5. The method as claimed in claim 3, wherein the step of eliminating one or
more outliers comprises the steps of:
- re-clustering image components and defining new centroid for the identified cluster; and
- eliminating outliers based on the adaptive distance threshold during re clustering.
6. The method as claimed in claim 1, wherein the step of forming the
bounding box comprises the steps of:
- determining extreme coordinates of the connected components in the cluster representing the target;
- determining vertical profile of pixels of edge connected components of the cluster; and
- performing horizontal profiling of the pixels of the connected components in the cluster for fme tuning the top and bottom bounds of the bounding box.
7. A system for detection and tracking of a leading target comprising
- means for image acquisition;
- means for processing coupled to the means for image acquisition for processing one or more acquired images to extract at least one image characteristic in the corresponding intensity plane for each image frame; and

- storage device coupled to the means for processing for storing
predefined, acquired and processed information.
8. The system as claimed in claim 6, wherein the means for processing
is configured to:
- enhance contrast characteristics of image pixels for better detection of features in an acquired image;
- transmit information to one or more systems communicatively coupled to the system.
9. The system as claimed in claim 6, wherein the storage device stores
at least operational instructions for the system, warnings, messages,
system status information and output graphics and sound
information.
10. The system as claimed in claim 6, wherein the system comprises one or more interfaces for communicatively coupling the system to one or more visual, sound and tactile indicators, one or more networks and one or more navigation systems.
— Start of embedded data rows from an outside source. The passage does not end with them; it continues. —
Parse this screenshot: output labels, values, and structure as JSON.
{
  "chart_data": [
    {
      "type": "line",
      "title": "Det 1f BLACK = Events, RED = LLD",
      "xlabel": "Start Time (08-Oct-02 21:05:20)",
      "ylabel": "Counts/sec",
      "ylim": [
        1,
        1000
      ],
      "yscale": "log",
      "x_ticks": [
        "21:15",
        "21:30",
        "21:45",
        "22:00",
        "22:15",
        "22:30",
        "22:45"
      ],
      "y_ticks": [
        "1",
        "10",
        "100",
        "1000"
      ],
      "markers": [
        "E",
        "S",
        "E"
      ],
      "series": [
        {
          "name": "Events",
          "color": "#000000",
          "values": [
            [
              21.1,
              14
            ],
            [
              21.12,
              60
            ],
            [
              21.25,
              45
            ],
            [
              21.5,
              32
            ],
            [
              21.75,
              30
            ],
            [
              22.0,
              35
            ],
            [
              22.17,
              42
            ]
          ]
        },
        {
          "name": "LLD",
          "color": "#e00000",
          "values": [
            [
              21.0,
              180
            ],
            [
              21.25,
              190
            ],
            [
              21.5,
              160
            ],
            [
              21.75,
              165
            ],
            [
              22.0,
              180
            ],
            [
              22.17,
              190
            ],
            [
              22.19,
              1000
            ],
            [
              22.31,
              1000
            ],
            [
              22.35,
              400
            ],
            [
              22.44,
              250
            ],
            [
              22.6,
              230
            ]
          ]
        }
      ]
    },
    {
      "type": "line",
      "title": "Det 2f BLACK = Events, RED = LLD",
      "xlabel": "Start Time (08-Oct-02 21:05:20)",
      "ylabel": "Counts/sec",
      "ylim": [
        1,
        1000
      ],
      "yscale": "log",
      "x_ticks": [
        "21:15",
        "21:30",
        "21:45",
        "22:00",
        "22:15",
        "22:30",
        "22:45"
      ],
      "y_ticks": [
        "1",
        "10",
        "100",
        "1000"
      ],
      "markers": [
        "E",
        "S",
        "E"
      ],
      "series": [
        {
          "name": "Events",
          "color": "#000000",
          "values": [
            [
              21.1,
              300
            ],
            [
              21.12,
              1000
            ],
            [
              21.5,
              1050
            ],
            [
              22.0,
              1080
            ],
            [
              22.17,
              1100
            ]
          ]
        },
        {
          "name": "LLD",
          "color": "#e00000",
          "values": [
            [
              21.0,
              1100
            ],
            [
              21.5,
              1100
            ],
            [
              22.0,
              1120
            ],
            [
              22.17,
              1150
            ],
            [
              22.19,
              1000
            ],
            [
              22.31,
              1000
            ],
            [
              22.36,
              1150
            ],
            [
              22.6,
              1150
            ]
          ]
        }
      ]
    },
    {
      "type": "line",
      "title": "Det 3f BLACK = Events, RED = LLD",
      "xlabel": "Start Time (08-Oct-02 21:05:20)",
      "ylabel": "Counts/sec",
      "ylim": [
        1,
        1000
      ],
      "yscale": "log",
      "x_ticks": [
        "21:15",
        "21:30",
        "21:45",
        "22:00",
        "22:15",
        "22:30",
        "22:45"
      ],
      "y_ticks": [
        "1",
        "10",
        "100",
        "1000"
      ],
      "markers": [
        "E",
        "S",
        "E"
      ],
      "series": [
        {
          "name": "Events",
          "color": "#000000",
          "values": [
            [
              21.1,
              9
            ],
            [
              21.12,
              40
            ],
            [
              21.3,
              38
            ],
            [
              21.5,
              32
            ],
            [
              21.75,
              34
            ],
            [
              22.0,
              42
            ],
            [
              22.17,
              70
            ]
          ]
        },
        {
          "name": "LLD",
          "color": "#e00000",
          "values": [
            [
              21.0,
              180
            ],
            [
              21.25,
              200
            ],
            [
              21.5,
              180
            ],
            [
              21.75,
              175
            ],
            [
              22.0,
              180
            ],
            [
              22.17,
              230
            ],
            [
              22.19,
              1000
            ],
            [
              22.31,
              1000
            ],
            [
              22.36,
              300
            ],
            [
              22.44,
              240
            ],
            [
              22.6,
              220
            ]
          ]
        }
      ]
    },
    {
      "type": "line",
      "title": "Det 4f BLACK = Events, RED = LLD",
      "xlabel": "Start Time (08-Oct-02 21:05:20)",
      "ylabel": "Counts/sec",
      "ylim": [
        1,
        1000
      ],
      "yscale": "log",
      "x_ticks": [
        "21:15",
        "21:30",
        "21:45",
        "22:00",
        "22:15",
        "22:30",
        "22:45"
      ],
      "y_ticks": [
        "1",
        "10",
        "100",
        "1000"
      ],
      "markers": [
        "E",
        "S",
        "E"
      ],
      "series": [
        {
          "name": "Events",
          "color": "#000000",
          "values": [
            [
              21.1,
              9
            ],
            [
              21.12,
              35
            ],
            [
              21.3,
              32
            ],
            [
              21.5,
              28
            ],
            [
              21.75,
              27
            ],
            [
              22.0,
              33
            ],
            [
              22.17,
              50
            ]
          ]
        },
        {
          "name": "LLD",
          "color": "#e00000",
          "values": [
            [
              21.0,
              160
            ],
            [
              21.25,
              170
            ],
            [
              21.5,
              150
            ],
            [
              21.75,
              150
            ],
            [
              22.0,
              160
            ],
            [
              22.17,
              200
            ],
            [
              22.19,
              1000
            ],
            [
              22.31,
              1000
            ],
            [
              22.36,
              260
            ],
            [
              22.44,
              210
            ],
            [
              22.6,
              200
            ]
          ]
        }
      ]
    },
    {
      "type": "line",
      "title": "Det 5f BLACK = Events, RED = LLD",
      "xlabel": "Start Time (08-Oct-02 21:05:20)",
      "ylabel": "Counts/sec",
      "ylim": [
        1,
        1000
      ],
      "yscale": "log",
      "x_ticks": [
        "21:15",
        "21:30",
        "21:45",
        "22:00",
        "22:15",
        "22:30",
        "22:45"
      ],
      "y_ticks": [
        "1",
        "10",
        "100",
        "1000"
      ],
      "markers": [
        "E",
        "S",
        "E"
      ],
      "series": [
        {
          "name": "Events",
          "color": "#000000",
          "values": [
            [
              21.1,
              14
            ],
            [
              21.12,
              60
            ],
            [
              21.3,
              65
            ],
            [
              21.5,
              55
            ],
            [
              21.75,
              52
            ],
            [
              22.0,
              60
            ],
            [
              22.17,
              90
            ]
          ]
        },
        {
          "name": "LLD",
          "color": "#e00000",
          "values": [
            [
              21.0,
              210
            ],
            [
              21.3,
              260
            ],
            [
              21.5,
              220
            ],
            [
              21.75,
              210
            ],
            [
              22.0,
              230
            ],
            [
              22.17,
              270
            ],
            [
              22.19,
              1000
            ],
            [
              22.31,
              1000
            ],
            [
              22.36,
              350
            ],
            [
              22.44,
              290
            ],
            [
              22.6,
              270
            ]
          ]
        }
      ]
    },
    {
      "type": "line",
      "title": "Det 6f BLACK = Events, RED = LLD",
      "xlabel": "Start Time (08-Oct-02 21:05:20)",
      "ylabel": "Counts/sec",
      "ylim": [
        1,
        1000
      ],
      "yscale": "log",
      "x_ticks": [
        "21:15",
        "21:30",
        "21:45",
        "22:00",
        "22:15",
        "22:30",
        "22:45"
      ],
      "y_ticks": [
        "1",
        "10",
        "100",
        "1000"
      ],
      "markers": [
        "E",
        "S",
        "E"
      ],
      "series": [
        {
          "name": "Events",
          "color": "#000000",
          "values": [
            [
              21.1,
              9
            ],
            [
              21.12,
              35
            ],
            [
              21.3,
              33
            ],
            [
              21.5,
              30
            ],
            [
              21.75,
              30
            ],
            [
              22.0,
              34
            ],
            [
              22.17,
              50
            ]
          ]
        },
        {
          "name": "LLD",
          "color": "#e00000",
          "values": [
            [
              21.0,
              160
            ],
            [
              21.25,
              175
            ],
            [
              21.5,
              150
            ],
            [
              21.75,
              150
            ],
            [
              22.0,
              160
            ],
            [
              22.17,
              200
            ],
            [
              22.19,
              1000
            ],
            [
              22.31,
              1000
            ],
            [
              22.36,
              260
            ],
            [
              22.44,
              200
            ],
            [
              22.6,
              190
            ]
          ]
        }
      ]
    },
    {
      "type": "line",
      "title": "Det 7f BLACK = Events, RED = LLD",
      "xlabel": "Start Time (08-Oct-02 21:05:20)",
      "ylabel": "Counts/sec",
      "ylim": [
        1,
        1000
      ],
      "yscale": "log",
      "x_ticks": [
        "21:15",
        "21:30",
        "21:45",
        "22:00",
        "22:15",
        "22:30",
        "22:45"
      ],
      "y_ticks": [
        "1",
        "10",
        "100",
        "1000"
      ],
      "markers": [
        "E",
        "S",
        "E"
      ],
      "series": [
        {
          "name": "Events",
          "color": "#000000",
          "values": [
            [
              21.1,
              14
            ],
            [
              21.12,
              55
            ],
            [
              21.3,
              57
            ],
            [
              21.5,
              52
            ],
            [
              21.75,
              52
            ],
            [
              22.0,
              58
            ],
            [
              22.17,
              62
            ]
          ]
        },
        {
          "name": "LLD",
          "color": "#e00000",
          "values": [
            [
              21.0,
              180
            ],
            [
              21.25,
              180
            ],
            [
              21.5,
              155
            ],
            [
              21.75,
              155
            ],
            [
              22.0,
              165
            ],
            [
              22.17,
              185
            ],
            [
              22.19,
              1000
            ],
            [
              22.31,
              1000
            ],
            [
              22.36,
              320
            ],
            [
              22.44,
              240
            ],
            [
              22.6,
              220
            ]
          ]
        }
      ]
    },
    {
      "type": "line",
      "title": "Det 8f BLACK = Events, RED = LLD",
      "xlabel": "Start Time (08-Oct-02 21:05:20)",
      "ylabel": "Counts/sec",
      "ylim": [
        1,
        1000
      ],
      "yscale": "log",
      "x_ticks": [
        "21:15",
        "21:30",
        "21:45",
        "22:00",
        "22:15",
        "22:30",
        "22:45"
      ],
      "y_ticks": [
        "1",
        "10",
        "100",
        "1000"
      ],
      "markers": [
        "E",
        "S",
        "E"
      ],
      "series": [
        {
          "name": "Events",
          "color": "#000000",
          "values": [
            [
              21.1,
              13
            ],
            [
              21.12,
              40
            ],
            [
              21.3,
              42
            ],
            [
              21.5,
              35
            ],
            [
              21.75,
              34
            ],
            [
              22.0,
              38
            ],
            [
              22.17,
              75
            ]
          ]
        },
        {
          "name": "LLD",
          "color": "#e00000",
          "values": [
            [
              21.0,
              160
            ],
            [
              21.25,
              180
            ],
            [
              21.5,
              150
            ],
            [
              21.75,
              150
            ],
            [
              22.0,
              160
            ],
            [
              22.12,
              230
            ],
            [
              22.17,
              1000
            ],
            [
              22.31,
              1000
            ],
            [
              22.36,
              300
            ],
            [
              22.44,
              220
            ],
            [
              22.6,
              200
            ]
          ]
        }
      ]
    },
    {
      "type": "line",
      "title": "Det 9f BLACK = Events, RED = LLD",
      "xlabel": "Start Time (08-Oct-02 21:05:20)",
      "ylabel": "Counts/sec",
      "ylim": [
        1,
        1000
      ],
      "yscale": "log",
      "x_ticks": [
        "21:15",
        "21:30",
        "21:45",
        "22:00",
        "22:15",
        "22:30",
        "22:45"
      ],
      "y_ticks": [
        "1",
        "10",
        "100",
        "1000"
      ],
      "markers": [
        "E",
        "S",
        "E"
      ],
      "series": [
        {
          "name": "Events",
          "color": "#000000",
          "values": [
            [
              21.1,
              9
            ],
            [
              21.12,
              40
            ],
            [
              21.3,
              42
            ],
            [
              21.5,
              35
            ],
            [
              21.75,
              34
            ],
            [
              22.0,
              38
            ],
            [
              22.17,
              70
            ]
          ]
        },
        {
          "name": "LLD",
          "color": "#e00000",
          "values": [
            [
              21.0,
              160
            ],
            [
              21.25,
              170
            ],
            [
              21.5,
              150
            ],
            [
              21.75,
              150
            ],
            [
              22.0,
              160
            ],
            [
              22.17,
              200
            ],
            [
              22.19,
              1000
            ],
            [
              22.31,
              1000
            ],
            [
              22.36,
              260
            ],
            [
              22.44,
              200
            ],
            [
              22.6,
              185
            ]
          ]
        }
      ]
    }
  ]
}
11. A system for detection and tracking of a leading target substantially as herein described with reference to and as illustrated by the accompanying drawings.
12. A method for vehicle detection and tracking substantially as herein described with reference to and as illustrated by the accompanying drawings.

13. A computer program product for detection and tracking of a leading target, comprising one or more computer readable media configured to perform the method as claimed in any of the claims 1-6.